The N.C. Department of Transportation has paid one of the largest eminent domain settlements in the agency’s history to a shopping center that was essentially cut off from a major thoroughfare in Charlotte.
The Independence Shopping Center, one of a series of businesses that have been crippled by the Independence Boulevard expressway project, has secured a $22.5 million payment from the state, according to Stephanie H. Autry of Cranfill, Sumner & Hartzog in Raleigh.
She and law partner George B. Autry Jr. defended the center, which encompasses 18 acres and had more than 40 tenants, against an eminent domain action in which the DOT offered to pay it $16.8 million. That was the higher of two different appraisals that the state had on the property. The other was about $14 million, Stephanie Autry said.
The high appraisal was based on the center losing its value as a retail center and becoming more of an industrial space because of the expressway project, while the low appraisal found that the property’s use was unchanged.
The state’s highest offer was still a far cry from the $27 million value that the center’s appraiser had placed on the land. Because of the project, the center lost four of its five access points onto Independence Boulevard and both of its accesses to Idlewild Road, which intersects with Independence.

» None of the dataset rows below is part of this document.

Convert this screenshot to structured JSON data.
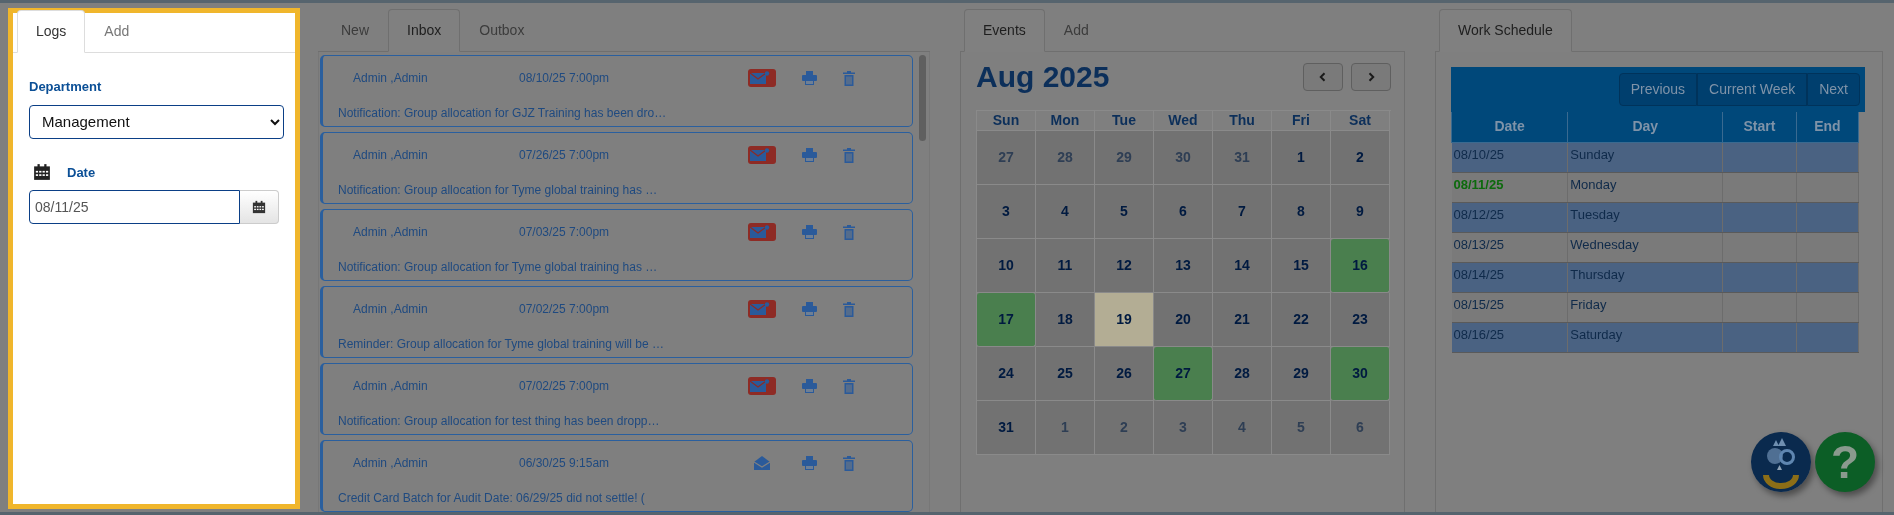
{
  "logs_panel": {
    "tabs": [
      {
        "label": "Logs",
        "selected": true
      },
      {
        "label": "Add",
        "selected": false
      }
    ],
    "department": {
      "label": "Department",
      "value": "Management"
    },
    "date": {
      "label": "Date",
      "value": "08/11/25"
    }
  },
  "messages": {
    "tabs": [
      {
        "label": "New",
        "selected": false
      },
      {
        "label": "Inbox",
        "selected": true
      },
      {
        "label": "Outbox",
        "selected": false
      }
    ],
    "items": [
      {
        "sender": "Admin ,Admin",
        "time": "08/10/25 7:00pm",
        "preview": "Notification: Group allocation for GJZ Training has been dro…",
        "unread": true
      },
      {
        "sender": "Admin ,Admin",
        "time": "07/26/25 7:00pm",
        "preview": "Notification: Group allocation for Tyme global training has …",
        "unread": true
      },
      {
        "sender": "Admin ,Admin",
        "time": "07/03/25 7:00pm",
        "preview": "Notification: Group allocation for Tyme global training has …",
        "unread": true
      },
      {
        "sender": "Admin ,Admin",
        "time": "07/02/25 7:00pm",
        "preview": "Reminder: Group allocation for Tyme global training will be …",
        "unread": true
      },
      {
        "sender": "Admin ,Admin",
        "time": "07/02/25 7:00pm",
        "preview": "Notification: Group allocation for test thing has been dropp…",
        "unread": true
      },
      {
        "sender": "Admin ,Admin",
        "time": "06/30/25 9:15am",
        "preview": "Credit Card Batch for Audit Date: 06/29/25 did not settle! (",
        "unread": false
      }
    ]
  },
  "calendar": {
    "tabs": [
      {
        "label": "Events",
        "selected": true
      },
      {
        "label": "Add",
        "selected": false
      }
    ],
    "title": "Aug 2025",
    "weekdays": [
      "Sun",
      "Mon",
      "Tue",
      "Wed",
      "Thu",
      "Fri",
      "Sat"
    ],
    "weeks": [
      [
        {
          "day": "27",
          "outside": true,
          "event": false,
          "highlighted": false
        },
        {
          "day": "28",
          "outside": true,
          "event": false,
          "highlighted": false
        },
        {
          "day": "29",
          "outside": true,
          "event": false,
          "highlighted": false
        },
        {
          "day": "30",
          "outside": true,
          "event": false,
          "highlighted": false
        },
        {
          "day": "31",
          "outside": true,
          "event": false,
          "highlighted": false
        },
        {
          "day": "1",
          "outside": false,
          "event": false,
          "highlighted": false
        },
        {
          "day": "2",
          "outside": false,
          "event": false,
          "highlighted": false
        }
      ],
      [
        {
          "day": "3",
          "outside": false,
          "event": false,
          "highlighted": false
        },
        {
          "day": "4",
          "outside": false,
          "event": false,
          "highlighted": false
        },
        {
          "day": "5",
          "outside": false,
          "event": false,
          "highlighted": false
        },
        {
          "day": "6",
          "outside": false,
          "event": false,
          "highlighted": false
        },
        {
          "day": "7",
          "outside": false,
          "event": false,
          "highlighted": false
        },
        {
          "day": "8",
          "outside": false,
          "event": false,
          "highlighted": false
        },
        {
          "day": "9",
          "outside": false,
          "event": false,
          "highlighted": false
        }
      ],
      [
        {
          "day": "10",
          "outside": false,
          "event": false,
          "highlighted": false
        },
        {
          "day": "11",
          "outside": false,
          "event": false,
          "highlighted": false
        },
        {
          "day": "12",
          "outside": false,
          "event": false,
          "highlighted": false
        },
        {
          "day": "13",
          "outside": false,
          "event": false,
          "highlighted": false
        },
        {
          "day": "14",
          "outside": false,
          "event": false,
          "highlighted": false
        },
        {
          "day": "15",
          "outside": false,
          "event": false,
          "highlighted": false
        },
        {
          "day": "16",
          "outside": false,
          "event": true,
          "highlighted": false
        }
      ],
      [
        {
          "day": "17",
          "outside": false,
          "event": true,
          "highlighted": false
        },
        {
          "day": "18",
          "outside": false,
          "event": false,
          "highlighted": false
        },
        {
          "day": "19",
          "outside": false,
          "event": false,
          "highlighted": true
        },
        {
          "day": "20",
          "outside": false,
          "event": false,
          "highlighted": false
        },
        {
          "day": "21",
          "outside": false,
          "event": false,
          "highlighted": false
        },
        {
          "day": "22",
          "outside": false,
          "event": false,
          "highlighted": false
        },
        {
          "day": "23",
          "outside": false,
          "event": false,
          "highlighted": false
        }
      ],
      [
        {
          "day": "24",
          "outside": false,
          "event": false,
          "highlighted": false
        },
        {
          "day": "25",
          "outside": false,
          "event": false,
          "highlighted": false
        },
        {
          "day": "26",
          "outside": false,
          "event": false,
          "highlighted": false
        },
        {
          "day": "27",
          "outside": false,
          "event": true,
          "highlighted": false
        },
        {
          "day": "28",
          "outside": false,
          "event": false,
          "highlighted": false
        },
        {
          "day": "29",
          "outside": false,
          "event": false,
          "highlighted": false
        },
        {
          "day": "30",
          "outside": false,
          "event": true,
          "highlighted": false
        }
      ],
      [
        {
          "day": "31",
          "outside": false,
          "event": false,
          "highlighted": false
        },
        {
          "day": "1",
          "outside": true,
          "event": false,
          "highlighted": false
        },
        {
          "day": "2",
          "outside": true,
          "event": false,
          "highlighted": false
        },
        {
          "day": "3",
          "outside": true,
          "event": false,
          "highlighted": false
        },
        {
          "day": "4",
          "outside": true,
          "event": false,
          "highlighted": false
        },
        {
          "day": "5",
          "outside": true,
          "event": false,
          "highlighted": false
        },
        {
          "day": "6",
          "outside": true,
          "event": false,
          "highlighted": false
        }
      ]
    ]
  },
  "schedule": {
    "tabs": [
      {
        "label": "Work Schedule",
        "selected": true
      }
    ],
    "buttons": [
      "Previous",
      "Current Week",
      "Next"
    ],
    "columns": [
      "Date",
      "Day",
      "Start",
      "End"
    ],
    "rows": [
      {
        "date": "08/10/25",
        "day": "Sunday",
        "today": false
      },
      {
        "date": "08/11/25",
        "day": "Monday",
        "today": true
      },
      {
        "date": "08/12/25",
        "day": "Tuesday",
        "today": false
      },
      {
        "date": "08/13/25",
        "day": "Wednesday",
        "today": false
      },
      {
        "date": "08/14/25",
        "day": "Thursday",
        "today": false
      },
      {
        "date": "08/15/25",
        "day": "Friday",
        "today": false
      },
      {
        "date": "08/16/25",
        "day": "Saturday",
        "today": false
      }
    ]
  },
  "help_button": {
    "symbol": "?"
  }
}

The DOT also took several stand-alone businesses on the center’s land to make way for the road widening, including a McDonald’s restaurant. The project already has caused many of the anchor tenants to leave, including a T.J. Maxx. Now, the owner plans to demolish the center and redevelop the land.

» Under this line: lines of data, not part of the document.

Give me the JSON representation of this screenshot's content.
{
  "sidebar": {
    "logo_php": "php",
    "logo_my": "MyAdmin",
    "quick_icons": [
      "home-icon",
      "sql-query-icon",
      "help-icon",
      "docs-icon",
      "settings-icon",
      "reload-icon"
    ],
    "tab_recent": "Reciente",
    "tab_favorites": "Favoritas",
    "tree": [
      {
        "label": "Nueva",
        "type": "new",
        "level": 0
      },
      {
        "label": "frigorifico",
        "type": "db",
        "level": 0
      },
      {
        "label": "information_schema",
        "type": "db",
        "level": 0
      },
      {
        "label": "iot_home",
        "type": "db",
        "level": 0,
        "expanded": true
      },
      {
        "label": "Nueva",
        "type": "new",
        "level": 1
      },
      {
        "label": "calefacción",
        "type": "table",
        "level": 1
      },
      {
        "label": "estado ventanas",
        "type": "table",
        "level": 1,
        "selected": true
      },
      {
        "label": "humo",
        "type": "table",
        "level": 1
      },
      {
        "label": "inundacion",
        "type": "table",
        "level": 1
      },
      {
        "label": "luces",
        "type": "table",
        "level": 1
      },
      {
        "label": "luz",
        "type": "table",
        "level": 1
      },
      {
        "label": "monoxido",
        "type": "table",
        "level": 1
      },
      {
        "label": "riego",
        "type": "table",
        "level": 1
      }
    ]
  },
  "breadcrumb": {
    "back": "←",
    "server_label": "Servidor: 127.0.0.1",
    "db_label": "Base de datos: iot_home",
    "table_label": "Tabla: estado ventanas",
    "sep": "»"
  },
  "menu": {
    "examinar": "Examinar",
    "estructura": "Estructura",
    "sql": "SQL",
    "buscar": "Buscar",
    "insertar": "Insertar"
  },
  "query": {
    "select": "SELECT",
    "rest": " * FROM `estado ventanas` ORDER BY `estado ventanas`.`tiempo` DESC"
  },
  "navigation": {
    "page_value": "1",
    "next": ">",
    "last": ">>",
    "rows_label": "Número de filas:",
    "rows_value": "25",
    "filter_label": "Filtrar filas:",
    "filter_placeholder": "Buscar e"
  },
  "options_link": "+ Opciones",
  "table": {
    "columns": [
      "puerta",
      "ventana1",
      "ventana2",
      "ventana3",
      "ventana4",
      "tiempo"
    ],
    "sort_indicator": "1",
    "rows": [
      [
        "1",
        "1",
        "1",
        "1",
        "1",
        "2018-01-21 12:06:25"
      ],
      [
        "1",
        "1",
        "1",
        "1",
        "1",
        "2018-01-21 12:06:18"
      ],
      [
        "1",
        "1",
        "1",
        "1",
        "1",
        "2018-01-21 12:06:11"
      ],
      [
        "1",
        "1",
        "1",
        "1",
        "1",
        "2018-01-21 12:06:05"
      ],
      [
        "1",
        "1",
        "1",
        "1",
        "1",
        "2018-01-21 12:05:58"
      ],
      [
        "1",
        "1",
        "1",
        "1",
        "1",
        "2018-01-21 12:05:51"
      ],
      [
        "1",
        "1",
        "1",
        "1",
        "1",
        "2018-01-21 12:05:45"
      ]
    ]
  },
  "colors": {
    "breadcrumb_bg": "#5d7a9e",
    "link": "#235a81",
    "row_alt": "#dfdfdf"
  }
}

Once the DOT had agreed to go with the higher appraisal, it became a matter of convincing the agency to bring the dollar amount up a little closer to the center’s appraisal. After the deal was reached on June 28, Stephanie Autry said, DOT officials told her that it was the largest settlement the agency had ever paid in an eminent domain action. The center has been owned by Independence Shopping Center Charlotte NC LP since 2002, according to Mecklenburg County’s website.
This case, she added, illustrates “the consequences of making a public policy decision to change an entire vibrant business corridor, not just for the property owners but for the DOT and their pocketbook as well.”
The DOT’s attorney, James M. Stanley Jr., a special deputy attorney general in Raleigh, referred an interview request to the DOT. The agency did not provide comment by press time.